When we had all read the letters except for Michaels. Mom was having an emotional breakdown my dad was pacing and I was regretting everything. This was so fucking nerve wrecking! And I don't blame my sister for doing it in werewolf history this situation occurs frequently. a tear escaped followed by another and another until I was shaking holding my head in my hands. All I'm really thinking is why did we even treat her like that what was the purpose shes not a punching bag so it left me emotional and thought filled.

I sorrowfully trudged down the stairs to my BMW and drove to Alpha King Throne to deliver the letter.  I slipped it under his hotel room door and walked away to once again encounter my broken family.

Michael Throne•

I woke up to the rough sound of a letter sliding under my door, I rubbed my eyes away from sleep and picked up the letter only to smell Rosetta.  I ripped it open as soon as I realized rosetta wrote it.

Michael~ You where supposed to be my mate and in some small way you almost convinced me that I mattered but I hope you the best wishes chasing after the girl you really care about whose name goes by Gabriella.

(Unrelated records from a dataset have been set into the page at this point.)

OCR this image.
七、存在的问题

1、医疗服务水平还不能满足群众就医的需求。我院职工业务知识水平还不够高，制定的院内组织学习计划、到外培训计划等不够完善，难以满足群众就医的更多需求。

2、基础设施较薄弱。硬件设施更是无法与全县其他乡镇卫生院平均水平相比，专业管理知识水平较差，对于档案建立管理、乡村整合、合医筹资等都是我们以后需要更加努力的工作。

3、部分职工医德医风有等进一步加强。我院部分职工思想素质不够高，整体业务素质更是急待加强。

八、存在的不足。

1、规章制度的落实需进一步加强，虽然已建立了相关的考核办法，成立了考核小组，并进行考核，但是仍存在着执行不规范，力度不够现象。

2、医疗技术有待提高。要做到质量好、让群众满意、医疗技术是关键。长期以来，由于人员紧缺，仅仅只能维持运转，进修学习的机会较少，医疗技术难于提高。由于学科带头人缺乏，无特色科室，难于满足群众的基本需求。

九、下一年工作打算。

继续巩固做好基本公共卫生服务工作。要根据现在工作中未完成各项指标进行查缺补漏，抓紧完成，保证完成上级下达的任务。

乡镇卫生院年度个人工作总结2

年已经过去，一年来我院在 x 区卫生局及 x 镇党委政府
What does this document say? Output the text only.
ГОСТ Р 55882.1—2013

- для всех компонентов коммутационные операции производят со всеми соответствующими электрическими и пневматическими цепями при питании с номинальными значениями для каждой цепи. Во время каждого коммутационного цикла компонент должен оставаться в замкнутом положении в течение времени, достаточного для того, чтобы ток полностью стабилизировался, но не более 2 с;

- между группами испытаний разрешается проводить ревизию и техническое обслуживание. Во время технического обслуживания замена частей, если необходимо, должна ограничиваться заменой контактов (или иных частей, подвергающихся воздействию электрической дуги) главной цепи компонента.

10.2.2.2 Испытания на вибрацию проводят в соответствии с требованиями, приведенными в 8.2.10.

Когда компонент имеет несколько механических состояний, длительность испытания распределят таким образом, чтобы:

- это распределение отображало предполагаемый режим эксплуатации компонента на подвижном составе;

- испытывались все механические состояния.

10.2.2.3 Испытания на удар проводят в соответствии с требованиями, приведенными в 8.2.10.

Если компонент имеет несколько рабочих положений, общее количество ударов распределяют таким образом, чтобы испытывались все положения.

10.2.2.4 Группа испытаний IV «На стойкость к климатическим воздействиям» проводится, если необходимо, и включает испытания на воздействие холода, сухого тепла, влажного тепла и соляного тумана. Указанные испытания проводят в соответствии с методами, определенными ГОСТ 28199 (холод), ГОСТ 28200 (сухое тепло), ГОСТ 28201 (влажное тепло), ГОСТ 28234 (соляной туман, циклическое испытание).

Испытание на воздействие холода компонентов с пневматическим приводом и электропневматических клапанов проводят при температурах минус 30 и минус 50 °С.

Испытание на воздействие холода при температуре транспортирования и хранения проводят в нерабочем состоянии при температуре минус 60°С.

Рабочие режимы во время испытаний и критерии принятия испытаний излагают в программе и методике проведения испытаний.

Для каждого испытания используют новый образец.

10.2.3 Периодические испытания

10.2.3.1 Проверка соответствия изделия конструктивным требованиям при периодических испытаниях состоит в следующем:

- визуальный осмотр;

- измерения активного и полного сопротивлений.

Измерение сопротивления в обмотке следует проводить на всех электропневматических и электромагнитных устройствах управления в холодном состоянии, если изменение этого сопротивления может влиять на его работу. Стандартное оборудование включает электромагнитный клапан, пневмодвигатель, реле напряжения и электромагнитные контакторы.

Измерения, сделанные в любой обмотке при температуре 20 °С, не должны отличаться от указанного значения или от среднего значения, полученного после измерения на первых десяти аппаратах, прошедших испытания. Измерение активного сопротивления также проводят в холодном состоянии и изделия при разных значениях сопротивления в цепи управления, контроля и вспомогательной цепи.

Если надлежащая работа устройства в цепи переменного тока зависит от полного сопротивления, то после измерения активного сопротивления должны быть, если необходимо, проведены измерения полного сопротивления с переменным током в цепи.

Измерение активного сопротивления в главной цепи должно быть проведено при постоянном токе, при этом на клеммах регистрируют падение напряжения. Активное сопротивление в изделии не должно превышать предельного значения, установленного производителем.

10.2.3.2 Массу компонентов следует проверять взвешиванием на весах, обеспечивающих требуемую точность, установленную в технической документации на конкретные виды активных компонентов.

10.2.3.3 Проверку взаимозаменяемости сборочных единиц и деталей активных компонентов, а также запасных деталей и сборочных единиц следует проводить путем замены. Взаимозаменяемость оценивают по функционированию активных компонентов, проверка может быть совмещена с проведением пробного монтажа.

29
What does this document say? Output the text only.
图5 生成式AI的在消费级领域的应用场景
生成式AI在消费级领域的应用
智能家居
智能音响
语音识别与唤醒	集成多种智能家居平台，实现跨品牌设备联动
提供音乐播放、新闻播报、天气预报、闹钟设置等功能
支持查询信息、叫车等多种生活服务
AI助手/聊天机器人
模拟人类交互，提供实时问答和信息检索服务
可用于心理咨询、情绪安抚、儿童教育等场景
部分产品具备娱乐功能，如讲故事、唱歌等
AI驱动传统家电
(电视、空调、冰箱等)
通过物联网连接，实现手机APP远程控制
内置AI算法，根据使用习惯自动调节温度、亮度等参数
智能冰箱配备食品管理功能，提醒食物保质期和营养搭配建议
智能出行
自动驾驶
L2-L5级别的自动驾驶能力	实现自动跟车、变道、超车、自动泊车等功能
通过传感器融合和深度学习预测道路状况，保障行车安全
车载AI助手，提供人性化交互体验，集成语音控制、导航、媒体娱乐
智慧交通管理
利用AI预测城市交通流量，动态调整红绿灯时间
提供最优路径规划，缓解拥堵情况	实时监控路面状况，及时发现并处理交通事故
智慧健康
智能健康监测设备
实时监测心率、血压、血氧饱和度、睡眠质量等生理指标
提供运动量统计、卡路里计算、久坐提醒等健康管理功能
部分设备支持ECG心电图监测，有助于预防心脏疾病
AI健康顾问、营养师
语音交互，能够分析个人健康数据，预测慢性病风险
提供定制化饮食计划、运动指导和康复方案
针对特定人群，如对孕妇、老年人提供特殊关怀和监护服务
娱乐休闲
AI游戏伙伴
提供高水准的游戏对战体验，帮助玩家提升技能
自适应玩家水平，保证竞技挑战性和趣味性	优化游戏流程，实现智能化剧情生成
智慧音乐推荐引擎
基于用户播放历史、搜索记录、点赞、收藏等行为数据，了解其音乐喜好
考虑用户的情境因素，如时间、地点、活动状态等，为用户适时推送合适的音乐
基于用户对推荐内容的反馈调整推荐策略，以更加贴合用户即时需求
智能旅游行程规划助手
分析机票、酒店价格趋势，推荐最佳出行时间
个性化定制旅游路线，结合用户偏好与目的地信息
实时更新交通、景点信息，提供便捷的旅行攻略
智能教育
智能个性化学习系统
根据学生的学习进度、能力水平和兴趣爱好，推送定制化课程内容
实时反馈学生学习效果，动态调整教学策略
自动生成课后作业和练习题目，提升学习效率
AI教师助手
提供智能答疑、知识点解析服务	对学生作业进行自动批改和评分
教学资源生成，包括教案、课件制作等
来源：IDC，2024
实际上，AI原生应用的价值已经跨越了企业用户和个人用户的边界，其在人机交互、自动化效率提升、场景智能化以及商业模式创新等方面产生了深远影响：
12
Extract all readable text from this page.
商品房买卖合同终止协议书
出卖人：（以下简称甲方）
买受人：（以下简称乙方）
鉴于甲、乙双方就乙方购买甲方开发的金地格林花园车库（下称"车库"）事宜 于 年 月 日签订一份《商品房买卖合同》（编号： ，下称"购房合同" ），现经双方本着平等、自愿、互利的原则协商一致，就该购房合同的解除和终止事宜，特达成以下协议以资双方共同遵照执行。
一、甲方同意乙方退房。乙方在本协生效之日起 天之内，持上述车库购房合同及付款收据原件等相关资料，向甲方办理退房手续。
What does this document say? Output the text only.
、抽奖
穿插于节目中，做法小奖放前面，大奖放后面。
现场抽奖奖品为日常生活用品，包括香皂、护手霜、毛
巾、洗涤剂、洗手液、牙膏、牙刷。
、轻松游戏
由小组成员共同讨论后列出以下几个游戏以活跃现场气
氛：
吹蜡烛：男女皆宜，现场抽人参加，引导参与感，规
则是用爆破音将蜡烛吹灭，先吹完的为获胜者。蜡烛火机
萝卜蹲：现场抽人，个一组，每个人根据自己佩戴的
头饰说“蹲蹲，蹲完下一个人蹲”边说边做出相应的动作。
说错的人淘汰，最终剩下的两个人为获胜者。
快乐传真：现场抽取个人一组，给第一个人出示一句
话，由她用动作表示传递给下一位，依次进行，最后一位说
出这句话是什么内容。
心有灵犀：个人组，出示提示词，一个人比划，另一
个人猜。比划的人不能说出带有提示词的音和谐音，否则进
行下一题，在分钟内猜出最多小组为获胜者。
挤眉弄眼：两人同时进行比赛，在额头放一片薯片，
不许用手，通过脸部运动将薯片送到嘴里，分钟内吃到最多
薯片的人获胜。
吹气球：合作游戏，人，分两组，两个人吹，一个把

Besides you won't have too worry about me. I'm going far, far away. Farewell.

I cried. It felt so strange, crying felt so foreign most likely because its been ages since tears have rolled down my face. Yesterday all I did was lay on the couch watching 90's TV shows to see if anything made me smile or snicker at least but nothing I was so shocked when she rejected me, I wondered why I rejected her at all and then I remembered why I ran to my Beta's hotel room to punch him multiple times because he told me to reject her. But I knew it was my fault I just wanted to blame it on someone else.

I feel empty. I feel soul-less with out her and I never knew her. All I was Doing was overthinking and I felt fucking crazy I swear there is an on going war in my mind besides the point that my werewolf (Max) was reminding me and replaying my rejection scene over and over again in my head even in my dreams it was unescapable and, I can shut him out but I deserve what Max is doing I really do and thats all I know.

So what I did, was all I could do, and so I called Up my future queen Gabriella.